Les économistes interrogés par Reuters l’attendaient stable à 7,3%, soit son plus bas niveau depuis début 2008 atteint lors du premier trimestre 2022 mais la hausse de 0,1 point observée sur la période avril-juin s’inscrit dans la marge d’erreur de cette estimation « à plus ou moins 0,3 point près » du niveau du taux de chômage.
A ce niveau de 7,4%, le taux de chômage en France s’inscrit en repli de 0,8 point par rapport à son niveau de fin 2019, avant la crise sanitaire de la pandémie de COVID-19.
A l’exception des à-coups mécaniques de l’année 2020 sur fond de restrictions liées à la pandémie de COVID-19, le taux de chômage a connu une trajectoire de baisse régulière au cours du premier quinquennat d’Emmanuel Macron.

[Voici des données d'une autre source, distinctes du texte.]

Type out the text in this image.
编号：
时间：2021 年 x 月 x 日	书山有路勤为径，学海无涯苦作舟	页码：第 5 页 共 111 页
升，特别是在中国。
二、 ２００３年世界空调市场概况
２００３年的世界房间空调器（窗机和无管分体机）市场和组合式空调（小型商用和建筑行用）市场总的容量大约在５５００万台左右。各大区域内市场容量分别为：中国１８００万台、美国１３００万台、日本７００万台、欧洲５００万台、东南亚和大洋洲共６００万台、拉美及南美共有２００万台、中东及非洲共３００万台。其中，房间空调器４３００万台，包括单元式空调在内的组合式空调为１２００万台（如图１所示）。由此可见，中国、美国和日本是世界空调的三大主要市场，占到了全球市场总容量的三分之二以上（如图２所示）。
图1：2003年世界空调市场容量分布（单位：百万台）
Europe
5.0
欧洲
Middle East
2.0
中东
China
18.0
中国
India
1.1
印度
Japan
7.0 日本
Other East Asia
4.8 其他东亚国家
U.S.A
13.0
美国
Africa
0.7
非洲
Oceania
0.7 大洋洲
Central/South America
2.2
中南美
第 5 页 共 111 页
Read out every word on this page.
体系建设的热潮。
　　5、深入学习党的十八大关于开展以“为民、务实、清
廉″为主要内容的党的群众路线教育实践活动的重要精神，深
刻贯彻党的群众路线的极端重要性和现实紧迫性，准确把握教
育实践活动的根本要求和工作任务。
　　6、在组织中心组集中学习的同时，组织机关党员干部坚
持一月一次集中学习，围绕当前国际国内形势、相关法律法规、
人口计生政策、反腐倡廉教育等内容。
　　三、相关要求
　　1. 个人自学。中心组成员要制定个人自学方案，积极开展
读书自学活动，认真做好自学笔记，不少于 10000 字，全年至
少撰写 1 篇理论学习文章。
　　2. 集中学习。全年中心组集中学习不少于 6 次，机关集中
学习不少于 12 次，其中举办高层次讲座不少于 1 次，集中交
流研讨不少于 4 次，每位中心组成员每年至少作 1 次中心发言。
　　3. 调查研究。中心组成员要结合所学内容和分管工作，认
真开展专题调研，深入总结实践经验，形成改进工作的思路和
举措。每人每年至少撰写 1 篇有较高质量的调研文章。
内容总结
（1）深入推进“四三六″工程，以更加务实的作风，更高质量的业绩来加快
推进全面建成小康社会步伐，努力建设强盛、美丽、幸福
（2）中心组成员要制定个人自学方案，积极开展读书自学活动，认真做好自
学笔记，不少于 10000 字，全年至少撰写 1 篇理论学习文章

Le chef de l’Etat, reconduit pour un second mandat présidentiel fin avril, avait promis lors de sa campagne de 2017 de ramener le taux de chômage à 7% en 2022, en s’appuyant sur une amélioration de la compétitivité des entreprises par le biais d’une baisse de la fiscalité et d’un assouplissement du droit du travail, engagées dès le début de son premier quinquennat.
Lors de la dernière campagne présidentielle, il a affiché son ambition de parvenir au plein-emploi, soit un taux de chômage de 5%, d’ici la fin de son second mandat.
Le taux de chômage des jeunes, qui avait atteint fin 2021 un plus bas depuis une quarantaine d’années, a rebondi au cours du deuxième trimestre (+1,3 point), mais, à 17,8%, il demeure nettement inférieur à son niveau d’avant-crise (de près de quatre points).
Parallèlement, le taux d’emploi des 15-64 ans est resté stable sur le trimestre, à 68,0%, soit un niveau sans précédent depuis le début de sa mesure par l’Insee, en 1975.